While the proportion of patients with viral RNAemia was higher in the wards group compared to the outpatients’ group (Table 1), the multivariate analysis did not show a significant association between the presence of viral RNAemia and being hospitalized at the ward, with none of the both methods employed (Additional files 2 and 3). In contrast, when the ward group was compared with critically ill patients, a significant direct association was found between viral RNAemia and viral RNA load with critical illness, using the “Enter” method (Table 2) but also the backward stepwise selection method (Additional file 4).

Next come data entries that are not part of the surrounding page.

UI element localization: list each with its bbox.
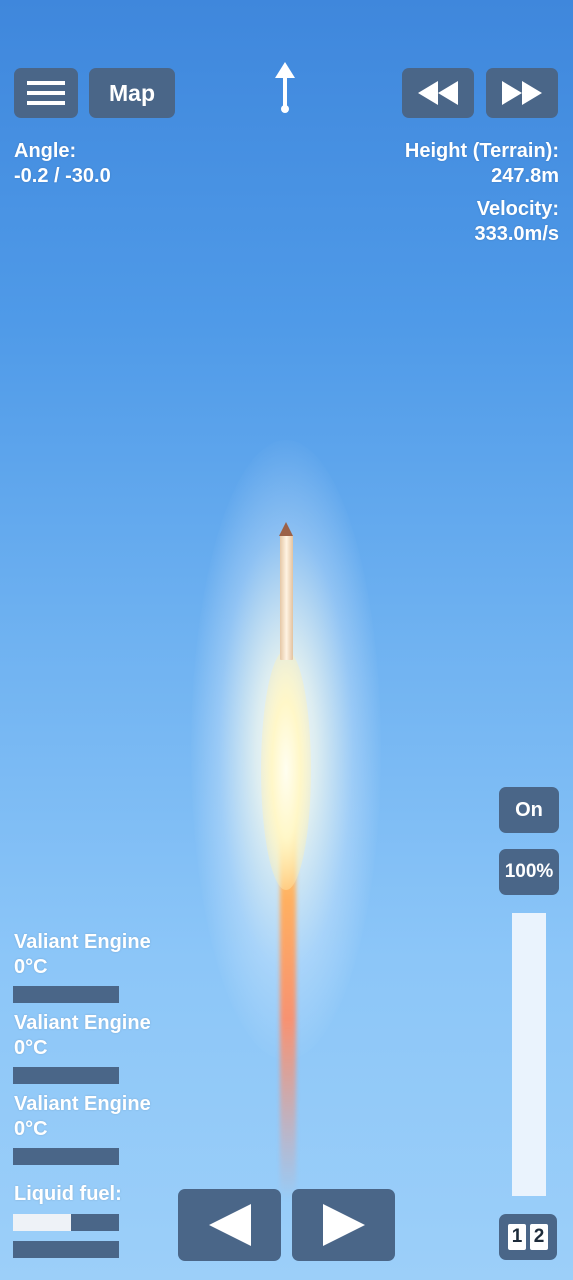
hamburger-menu-icon <box>27 81 65 105</box>
engine-heat-bar <box>13 1067 119 1084</box>
exhaust-core <box>261 650 311 890</box>
rocket <box>280 535 293 660</box>
map-button[interactable]: Map <box>89 68 175 118</box>
throttle-fill <box>512 913 546 1196</box>
stage-digit: 2 <box>530 1224 548 1250</box>
stage-button[interactable]: 1 2 <box>499 1214 557 1260</box>
height-value: 247.8m <box>491 165 559 187</box>
engine-name: Valiant Engine <box>14 1012 151 1034</box>
angle-label: Angle: <box>14 140 77 162</box>
left-arrow-icon <box>208 1204 251 1246</box>
rocket-nose <box>279 522 293 536</box>
engine-heat-bar <box>13 986 119 1003</box>
stage-fuel-fill <box>13 1214 72 1231</box>
fast-forward-button[interactable] <box>486 68 558 118</box>
engine-temp: 0°C <box>14 1118 48 1140</box>
engine-name: Valiant Engine <box>14 1093 151 1115</box>
engine-toggle-button[interactable]: On <box>499 787 559 833</box>
velocity-label: Velocity: <box>476 198 559 220</box>
rotate-right-button[interactable] <box>292 1189 395 1261</box>
total-fuel-bar <box>13 1241 119 1258</box>
engine-temp: 0°C <box>14 1037 48 1059</box>
engine-heat-bar <box>13 1148 119 1165</box>
rotate-left-button[interactable] <box>178 1189 281 1261</box>
engine-temp: 0°C <box>14 956 48 978</box>
up-arrow-icon <box>275 62 295 113</box>
throttle-readout: 100% <box>499 849 559 895</box>
fast-forward-icon <box>502 81 542 105</box>
angle-value: -0.2 / -30.0 <box>14 165 111 187</box>
throttle-slider[interactable] <box>512 913 546 1196</box>
velocity-value: 333.0m/s <box>474 223 559 245</box>
engine-name: Valiant Engine <box>14 931 151 953</box>
stage-fuel-bar <box>13 1214 119 1231</box>
liquid-fuel-label: Liquid fuel: <box>14 1183 122 1205</box>
rewind-icon <box>418 81 458 105</box>
menu-button[interactable] <box>14 68 78 118</box>
stage-digit: 1 <box>508 1224 526 1250</box>
rewind-button[interactable] <box>402 68 474 118</box>
right-arrow-icon <box>322 1204 365 1246</box>
height-label: Height (Terrain): <box>404 140 559 162</box>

viral RNA load in plasma (targeting either the N1 and the N2 regions) showed the strongest direct correlations with plasma levels of CXCL10, LDH, IL-10, IL-6, IL-15, myeloperoxidase and CCL-2 (MCP-1) and inverse correlations with lymphocytes, monocytes and O2 saturation (Fig. 2). These were the parameters whose levels varied the most in critically patients compared with ward and outpatient groups (Figs. 3, 4 and Additional file 5). CXCL10 was the most accurate identifier of viral RNAemia in plasma (area under the curve (AUC), [CI95%], p) = 0.85 [0.80 – 0.89), < 0.001), and IL-15 was the cytokine which most accurately differentiated clinical ward patients from ICU patients (AUC: 0.82 [0.76 – 0.88], < 0.001). Plasma viral RNA load also showed significant direct correlations with levels of VCAM-1, PDL-1, GM-CSF, G-CSF, neutrophil counts, IL-1ra, CRP, INR, D-dimer, TFNα, angiopoietin-2, GPT, ICAM-1, IL-7 and ferritin (Fig. 2), with most of these mediators showing the highest variations in the critically ill patients (Figs. 3, 4 and Additional file 5).